While Sandy Springs currently does not own easements to enter onto the private property on which the ponds are located, there is nothing to prevent it from obtaining the necessary easements. That is what Fulton County did in order to fulfill its obligation to provide storm sewer facilities, and now the obligation to provide such services to territories within its incorporated limits is that of Sandy Springs. Presumably, Fulton County would be willing to assign the easements to Sandy Springs.5 Alternatively, Sandy Springs may enter into an intergovernmental contract with Fulton County to provide storm sewer services to Sandy Springs by maintaining these facilities, as contemplated by Article IX, Section II, Paragraph III(b)(1) of the Constitution. The solution to the problem of storm water runoff in the affected incorporated territory is one that Sandy Springs must now address since Fulton County is prohibited by law from doing so, whether or not it holds these easements which previously enabled it to provide the solution.
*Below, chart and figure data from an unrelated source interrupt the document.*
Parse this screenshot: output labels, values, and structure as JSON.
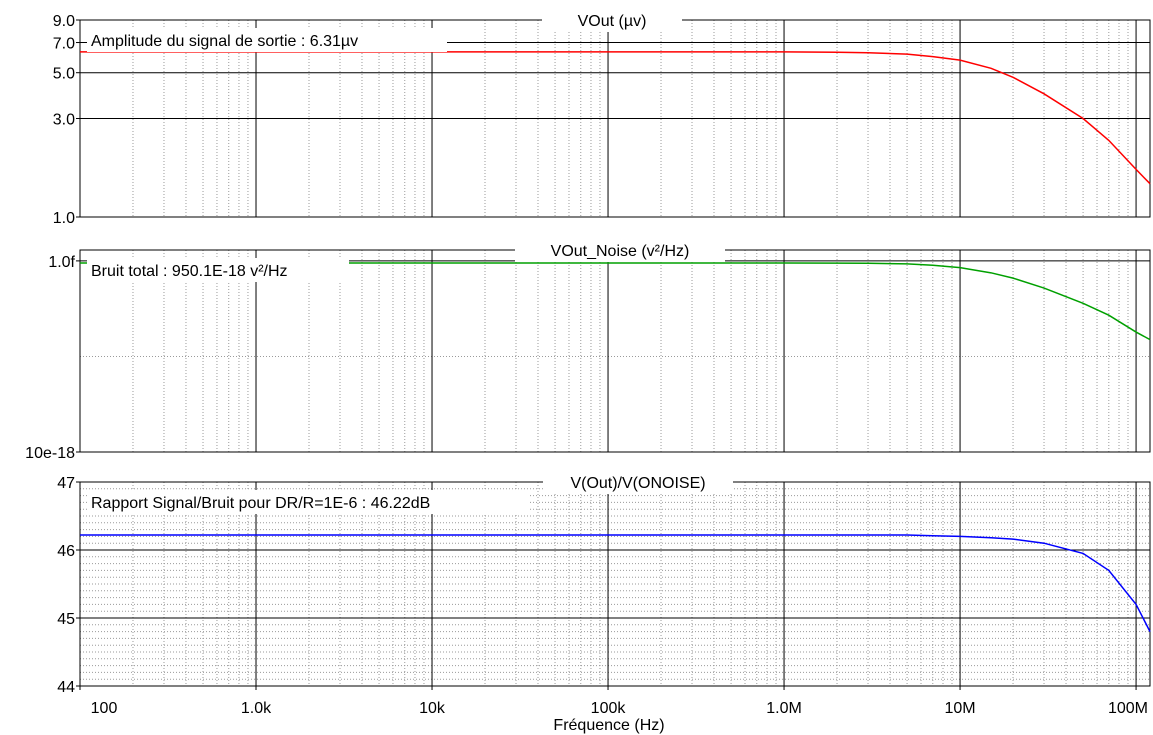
{
  "x_axis": {
    "label": "Fréquence (Hz)",
    "ticks": [
      {
        "value": 100,
        "label": "100"
      },
      {
        "value": 1000,
        "label": "1.0k"
      },
      {
        "value": 10000,
        "label": "10k"
      },
      {
        "value": 100000,
        "label": "100k"
      },
      {
        "value": 1000000,
        "label": "1.0M"
      },
      {
        "value": 10000000,
        "label": "10M"
      },
      {
        "value": 100000000,
        "label": "100M"
      }
    ],
    "range": [
      100,
      120000000
    ],
    "scale": "log"
  },
  "colors": {
    "vout": "#ff0000",
    "noise": "#00a000",
    "snr": "#0000ff",
    "grid_major": "#000000",
    "grid_minor": "#9a9a9a"
  },
  "chart_data": [
    {
      "type": "line",
      "title": "VOut (µv)",
      "annotation": "Amplitude du signal de sortie : 6.31µv",
      "y_scale": "log",
      "ylim": [
        1.0,
        9.0
      ],
      "ytick_labels": [
        {
          "value": 9.0,
          "label": "9.0"
        },
        {
          "value": 7.0,
          "label": "7.0"
        },
        {
          "value": 5.0,
          "label": "5.0"
        },
        {
          "value": 3.0,
          "label": "3.0"
        },
        {
          "value": 1.0,
          "label": "1.0"
        }
      ],
      "grid_major_y": [
        9.0,
        7.0,
        5.0,
        3.0,
        1.0
      ],
      "grid_minor_y": [],
      "series": [
        {
          "color_key": "vout",
          "x": [
            100,
            1000,
            10000,
            100000,
            1000000,
            2000000,
            3000000,
            5000000,
            7000000,
            10000000,
            15000000,
            20000000,
            30000000,
            50000000,
            70000000,
            100000000,
            120000000
          ],
          "y": [
            6.31,
            6.31,
            6.31,
            6.31,
            6.31,
            6.28,
            6.25,
            6.15,
            5.98,
            5.75,
            5.25,
            4.75,
            3.95,
            3.0,
            2.35,
            1.7,
            1.45
          ]
        }
      ]
    },
    {
      "type": "line",
      "title": "VOut_Noise (v²/Hz)",
      "annotation": "Bruit total : 950.1E-18 v²/Hz",
      "y_scale": "log",
      "ylim": [
        1e-17,
        1.3e-15
      ],
      "ytick_labels": [
        {
          "value": 1e-15,
          "label": "1.0f"
        },
        {
          "value": 1e-17,
          "label": "10e-18"
        }
      ],
      "grid_major_y": [
        1e-15
      ],
      "grid_minor_y": [
        1e-16
      ],
      "series": [
        {
          "color_key": "noise",
          "x": [
            100,
            1000,
            10000,
            100000,
            1000000,
            2000000,
            3000000,
            5000000,
            7000000,
            10000000,
            15000000,
            20000000,
            30000000,
            50000000,
            70000000,
            100000000,
            120000000
          ],
          "y": [
            9.5e-16,
            9.5e-16,
            9.5e-16,
            9.5e-16,
            9.5e-16,
            9.48e-16,
            9.45e-16,
            9.3e-16,
            9e-16,
            8.5e-16,
            7.5e-16,
            6.6e-16,
            5.2e-16,
            3.6e-16,
            2.7e-16,
            1.8e-16,
            1.5e-16
          ]
        }
      ]
    },
    {
      "type": "line",
      "title": "V(Out)/V(ONOISE)",
      "annotation": "Rapport Signal/Bruit pour DR/R=1E-6 : 46.22dB",
      "y_scale": "linear",
      "ylim": [
        44,
        47
      ],
      "ytick_labels": [
        {
          "value": 47,
          "label": "47"
        },
        {
          "value": 46,
          "label": "46"
        },
        {
          "value": 45,
          "label": "45"
        },
        {
          "value": 44,
          "label": "44"
        }
      ],
      "grid_major_y": [
        47,
        46,
        45,
        44
      ],
      "grid_minor_y": [
        46.9,
        46.8,
        46.7,
        46.6,
        46.5,
        46.4,
        46.3,
        46.2,
        46.1,
        45.9,
        45.8,
        45.7,
        45.6,
        45.5,
        45.4,
        45.3,
        45.2,
        45.1,
        44.9,
        44.8,
        44.7,
        44.6,
        44.5,
        44.4,
        44.3,
        44.2,
        44.1
      ],
      "series": [
        {
          "color_key": "snr",
          "x": [
            100,
            1000,
            10000,
            100000,
            1000000,
            3000000,
            5000000,
            7000000,
            10000000,
            15000000,
            20000000,
            30000000,
            50000000,
            70000000,
            100000000,
            120000000
          ],
          "y": [
            46.22,
            46.22,
            46.22,
            46.22,
            46.22,
            46.22,
            46.22,
            46.21,
            46.2,
            46.18,
            46.16,
            46.1,
            45.95,
            45.7,
            45.2,
            44.8
          ]
        }
      ]
    }
  ]
}
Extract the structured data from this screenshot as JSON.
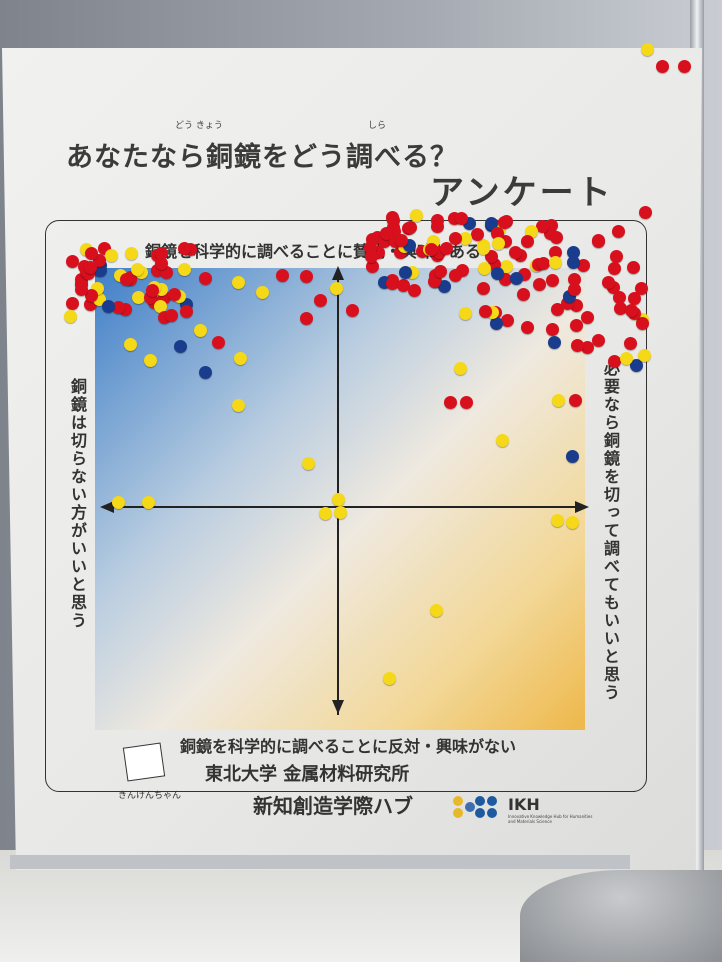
{
  "poster": {
    "title": "あなたなら銅鏡をどう調べる？",
    "title_ruby": [
      "どう きょう",
      "しら"
    ],
    "subtitle": "アンケート",
    "axis_top": "銅鏡を科学的に調べることに賛成・興味がある",
    "axis_bottom": "銅鏡を科学的に調べることに反対・興味がない",
    "axis_left": "銅鏡は切らない方がいいと思う",
    "axis_right": "必要なら銅鏡を切って調べてもいいと思う",
    "mascot_name": "きんけんちゃん",
    "institution_line1": "東北大学 金属材料研究所",
    "institution_line2": "新知創造学際ハブ",
    "logo_text": "IKH",
    "logo_subtext": "Innovative Knowledge Hub for Humanities and Materials Science"
  },
  "colors": {
    "sticker_red": "#d8101e",
    "sticker_yellow": "#f5d817",
    "sticker_blue": "#1a3c8c",
    "gradient_blue": "#3f7fc8",
    "gradient_orange": "#eeb84a"
  }
}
In sum, an easement, in and of itself, creates no obligation to use the easement. It simply creates a right to do so. The holder of an easement assumes the risk of liability for damages caused by a nuisance maintained on the property, just as any owner of property does. But Fulton County's potential liability to third parties for damages resulting from its failure to maintain structures it built on these easements, an issue not presented in this case, should not be confused with its duty, now extinguished by law, to continue to provide storm water detention services to the affected homeowners. This is an important legal distinction which I believe the majority misses. Thus, I would reverse the trial court judgment in its entirety.

MELTON, Justice.

All the Justices concur, except BENHAM, J., who dissents.